I'm looking for some help in the area of Unicode and a TMemo. I just upgraded to Lazarus 1.6 to see if it would fix my problem and I still see it.
For all of my code related to processing text related to the TMemo, I am currently using the UTF8 functions (UTF8Copy, UTF8Pos, UTF8Length and UTF8RightStr).
Everything in my code seems to be working OK, except in the area of selected text in the TMemo. What I have noticed is the getting text from the TMemo (after walking through the Lazarus code) is handled by converting UTF16 to UTF8. All of my code is defined as String and I use the aforementioned Utf8 functions.
But, I noticed that the selected text and the selection start values from the TMemo are not correct if some Unicode values are used (I am testing with a thumbs-up pic I stole from another forum message looks like- 👍). When a Unicode like that exists, the selected values do not work.

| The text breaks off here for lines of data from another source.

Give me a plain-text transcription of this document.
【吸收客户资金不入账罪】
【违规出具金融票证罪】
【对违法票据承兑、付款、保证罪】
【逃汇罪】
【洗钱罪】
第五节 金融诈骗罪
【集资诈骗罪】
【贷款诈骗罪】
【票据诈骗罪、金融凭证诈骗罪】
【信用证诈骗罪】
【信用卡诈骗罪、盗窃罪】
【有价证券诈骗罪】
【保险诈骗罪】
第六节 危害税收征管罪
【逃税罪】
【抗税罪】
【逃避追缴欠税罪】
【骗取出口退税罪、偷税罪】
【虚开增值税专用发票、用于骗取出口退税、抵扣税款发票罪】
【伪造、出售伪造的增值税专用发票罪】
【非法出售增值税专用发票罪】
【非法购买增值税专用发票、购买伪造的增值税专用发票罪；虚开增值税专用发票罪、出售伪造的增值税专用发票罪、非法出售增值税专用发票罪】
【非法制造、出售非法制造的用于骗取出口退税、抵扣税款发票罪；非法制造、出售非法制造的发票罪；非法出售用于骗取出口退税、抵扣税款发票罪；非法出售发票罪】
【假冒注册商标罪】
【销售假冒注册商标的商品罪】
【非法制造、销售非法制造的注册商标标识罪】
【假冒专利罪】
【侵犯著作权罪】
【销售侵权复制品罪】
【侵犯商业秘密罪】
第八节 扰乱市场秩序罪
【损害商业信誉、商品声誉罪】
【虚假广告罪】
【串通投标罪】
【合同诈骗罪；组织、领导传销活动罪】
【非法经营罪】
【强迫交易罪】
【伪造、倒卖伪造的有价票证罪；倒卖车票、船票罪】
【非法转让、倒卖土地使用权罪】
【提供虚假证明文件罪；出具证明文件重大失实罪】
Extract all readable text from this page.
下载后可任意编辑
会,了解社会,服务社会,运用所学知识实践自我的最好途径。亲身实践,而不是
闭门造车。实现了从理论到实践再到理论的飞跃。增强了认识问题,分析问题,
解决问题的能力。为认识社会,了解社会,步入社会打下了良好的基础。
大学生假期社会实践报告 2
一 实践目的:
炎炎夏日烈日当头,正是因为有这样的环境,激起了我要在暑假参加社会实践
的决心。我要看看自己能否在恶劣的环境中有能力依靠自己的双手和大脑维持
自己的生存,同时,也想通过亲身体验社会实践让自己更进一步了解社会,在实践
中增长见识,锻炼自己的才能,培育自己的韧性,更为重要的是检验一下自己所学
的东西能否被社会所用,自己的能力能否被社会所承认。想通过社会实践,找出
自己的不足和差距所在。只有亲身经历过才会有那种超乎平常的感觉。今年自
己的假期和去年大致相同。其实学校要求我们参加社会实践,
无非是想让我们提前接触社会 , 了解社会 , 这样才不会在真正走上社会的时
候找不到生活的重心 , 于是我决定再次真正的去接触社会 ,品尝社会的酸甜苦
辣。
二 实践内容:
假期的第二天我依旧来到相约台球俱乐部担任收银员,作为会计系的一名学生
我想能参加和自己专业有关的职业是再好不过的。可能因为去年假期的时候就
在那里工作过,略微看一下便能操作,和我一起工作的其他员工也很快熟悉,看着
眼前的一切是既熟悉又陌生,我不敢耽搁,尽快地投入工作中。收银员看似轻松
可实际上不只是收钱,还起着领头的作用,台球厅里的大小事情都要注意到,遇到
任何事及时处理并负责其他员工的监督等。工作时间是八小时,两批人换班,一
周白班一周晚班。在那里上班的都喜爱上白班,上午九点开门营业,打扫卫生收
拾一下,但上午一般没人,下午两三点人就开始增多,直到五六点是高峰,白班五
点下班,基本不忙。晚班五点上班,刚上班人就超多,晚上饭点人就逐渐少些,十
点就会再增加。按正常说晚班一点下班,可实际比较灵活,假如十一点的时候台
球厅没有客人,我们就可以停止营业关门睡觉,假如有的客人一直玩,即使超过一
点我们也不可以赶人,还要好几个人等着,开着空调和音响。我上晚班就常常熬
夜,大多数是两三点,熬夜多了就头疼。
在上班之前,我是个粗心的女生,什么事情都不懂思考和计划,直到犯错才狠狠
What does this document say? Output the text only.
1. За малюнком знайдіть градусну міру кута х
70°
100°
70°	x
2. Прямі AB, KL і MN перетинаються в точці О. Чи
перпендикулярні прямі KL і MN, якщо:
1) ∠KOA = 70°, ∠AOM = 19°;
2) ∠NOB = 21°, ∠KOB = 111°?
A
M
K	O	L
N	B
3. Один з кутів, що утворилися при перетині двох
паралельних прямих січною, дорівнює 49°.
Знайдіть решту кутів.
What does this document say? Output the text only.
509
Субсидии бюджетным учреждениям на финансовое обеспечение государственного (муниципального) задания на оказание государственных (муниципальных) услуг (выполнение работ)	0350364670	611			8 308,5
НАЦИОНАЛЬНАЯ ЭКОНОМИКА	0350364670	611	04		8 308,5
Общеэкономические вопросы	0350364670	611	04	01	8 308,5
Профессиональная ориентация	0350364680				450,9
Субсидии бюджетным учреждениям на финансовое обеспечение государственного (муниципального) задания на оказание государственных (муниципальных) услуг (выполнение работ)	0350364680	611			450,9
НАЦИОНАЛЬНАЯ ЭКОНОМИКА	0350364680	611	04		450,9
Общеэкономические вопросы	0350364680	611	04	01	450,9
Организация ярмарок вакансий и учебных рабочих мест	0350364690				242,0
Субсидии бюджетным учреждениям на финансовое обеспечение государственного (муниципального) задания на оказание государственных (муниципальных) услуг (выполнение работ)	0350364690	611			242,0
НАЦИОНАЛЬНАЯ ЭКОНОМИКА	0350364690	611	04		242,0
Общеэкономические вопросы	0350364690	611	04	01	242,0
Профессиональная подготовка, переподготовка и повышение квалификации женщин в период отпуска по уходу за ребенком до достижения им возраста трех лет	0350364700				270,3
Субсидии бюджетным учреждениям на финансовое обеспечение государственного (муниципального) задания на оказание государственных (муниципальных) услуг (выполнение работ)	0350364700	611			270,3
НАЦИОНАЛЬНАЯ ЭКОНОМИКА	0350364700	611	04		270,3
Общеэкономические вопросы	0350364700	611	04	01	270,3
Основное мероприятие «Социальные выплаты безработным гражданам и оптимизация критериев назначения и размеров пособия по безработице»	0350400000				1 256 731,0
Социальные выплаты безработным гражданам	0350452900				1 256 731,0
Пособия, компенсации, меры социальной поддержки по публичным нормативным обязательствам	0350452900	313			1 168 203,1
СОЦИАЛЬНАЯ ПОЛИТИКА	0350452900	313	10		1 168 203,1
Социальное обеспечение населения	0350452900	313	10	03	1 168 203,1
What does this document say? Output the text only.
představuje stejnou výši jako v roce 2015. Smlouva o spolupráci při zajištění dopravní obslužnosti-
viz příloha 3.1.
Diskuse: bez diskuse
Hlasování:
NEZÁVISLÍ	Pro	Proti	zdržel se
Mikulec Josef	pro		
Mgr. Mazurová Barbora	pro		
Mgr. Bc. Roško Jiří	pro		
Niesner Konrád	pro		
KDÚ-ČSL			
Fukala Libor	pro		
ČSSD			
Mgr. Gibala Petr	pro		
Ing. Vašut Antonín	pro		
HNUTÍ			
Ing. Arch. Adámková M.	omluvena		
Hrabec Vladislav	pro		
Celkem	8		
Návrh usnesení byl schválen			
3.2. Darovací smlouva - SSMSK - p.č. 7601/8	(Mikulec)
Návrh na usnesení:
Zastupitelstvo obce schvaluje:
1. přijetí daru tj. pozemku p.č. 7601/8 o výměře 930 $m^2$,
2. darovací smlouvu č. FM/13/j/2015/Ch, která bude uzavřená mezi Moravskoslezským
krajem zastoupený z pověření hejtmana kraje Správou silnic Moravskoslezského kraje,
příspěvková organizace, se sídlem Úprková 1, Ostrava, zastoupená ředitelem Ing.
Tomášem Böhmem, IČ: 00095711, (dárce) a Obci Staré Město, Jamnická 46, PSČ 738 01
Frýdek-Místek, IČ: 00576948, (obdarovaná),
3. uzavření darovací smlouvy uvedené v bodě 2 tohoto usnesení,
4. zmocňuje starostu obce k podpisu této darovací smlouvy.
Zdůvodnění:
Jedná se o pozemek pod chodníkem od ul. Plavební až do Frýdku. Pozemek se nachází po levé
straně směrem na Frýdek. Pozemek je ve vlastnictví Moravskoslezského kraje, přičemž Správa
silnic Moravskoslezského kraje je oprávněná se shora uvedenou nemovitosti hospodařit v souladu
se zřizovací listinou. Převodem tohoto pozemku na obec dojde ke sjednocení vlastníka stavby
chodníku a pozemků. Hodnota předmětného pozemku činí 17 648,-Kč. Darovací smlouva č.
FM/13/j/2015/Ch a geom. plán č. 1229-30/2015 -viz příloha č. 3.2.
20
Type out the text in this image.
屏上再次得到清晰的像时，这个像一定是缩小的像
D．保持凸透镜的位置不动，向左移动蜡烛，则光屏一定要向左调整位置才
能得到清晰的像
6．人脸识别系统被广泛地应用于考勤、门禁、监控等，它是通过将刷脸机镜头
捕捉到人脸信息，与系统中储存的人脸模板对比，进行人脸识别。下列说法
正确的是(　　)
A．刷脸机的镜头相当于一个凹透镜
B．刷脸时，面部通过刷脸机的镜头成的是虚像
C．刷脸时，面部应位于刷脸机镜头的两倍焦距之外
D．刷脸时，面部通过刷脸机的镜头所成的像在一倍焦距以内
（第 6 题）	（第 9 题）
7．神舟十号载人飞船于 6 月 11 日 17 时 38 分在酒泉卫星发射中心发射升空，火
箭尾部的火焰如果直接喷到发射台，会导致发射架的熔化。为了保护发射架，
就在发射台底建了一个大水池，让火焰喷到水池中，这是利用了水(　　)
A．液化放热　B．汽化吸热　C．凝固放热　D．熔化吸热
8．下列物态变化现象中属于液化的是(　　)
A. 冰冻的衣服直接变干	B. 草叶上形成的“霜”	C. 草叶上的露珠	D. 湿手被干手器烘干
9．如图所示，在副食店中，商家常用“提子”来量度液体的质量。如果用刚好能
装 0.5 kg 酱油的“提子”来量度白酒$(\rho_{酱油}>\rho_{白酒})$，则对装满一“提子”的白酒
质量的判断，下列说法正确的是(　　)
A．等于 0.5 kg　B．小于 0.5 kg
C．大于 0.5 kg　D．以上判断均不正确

In tracing through the code, it looks like selection start just gets the value from the underlying Windows memo control. Since that control apparently uses UTF16 (otherwise why would the Lazarus code convert from UTF16 to UTF8), the start position would be based on UTF16 not UTF8. The selected text on the other hand, uses that same selection start, but works on UTF8 text. This appears to be why the value is incorrect.
I do not have to use selected text, I could use selection start and selection length and copy the text, but I would have the same issue as the underlying LCL code.
One thought I had was to instead of using the UTF8 functions, instead, define my Strings as UTF16 (would that be Utf16String, WideString or UnicodeString) and change my calls to Utf8 functions back to the normal functions of Pos, Length, Copy and RightStr (this assumes they work correctly on the the specified type).
Would that be the way to go?
I'm also concerned about other OSes. If Linux is UTF8 (I thought I read it was) then this would then break on Linux. So should I be using compiler directives and define my Strings (just those dealing with the TMemo) as Utf16 for Windows and Utf8 for non-Windows?
Am I way off-base here?
BTW, to test, just create a form, put a TMemo on it and a TButton. For the button click use the following code:
ShowMessage(Memo1.SelText);
Enter some text and select something.
With regular English text, the dialog displays the selected text. If you then use the thumbs-up character in the middle and select something at the end (or anywhere after it) and click the button, you will most likely get text short a character at the beginning.
Thanks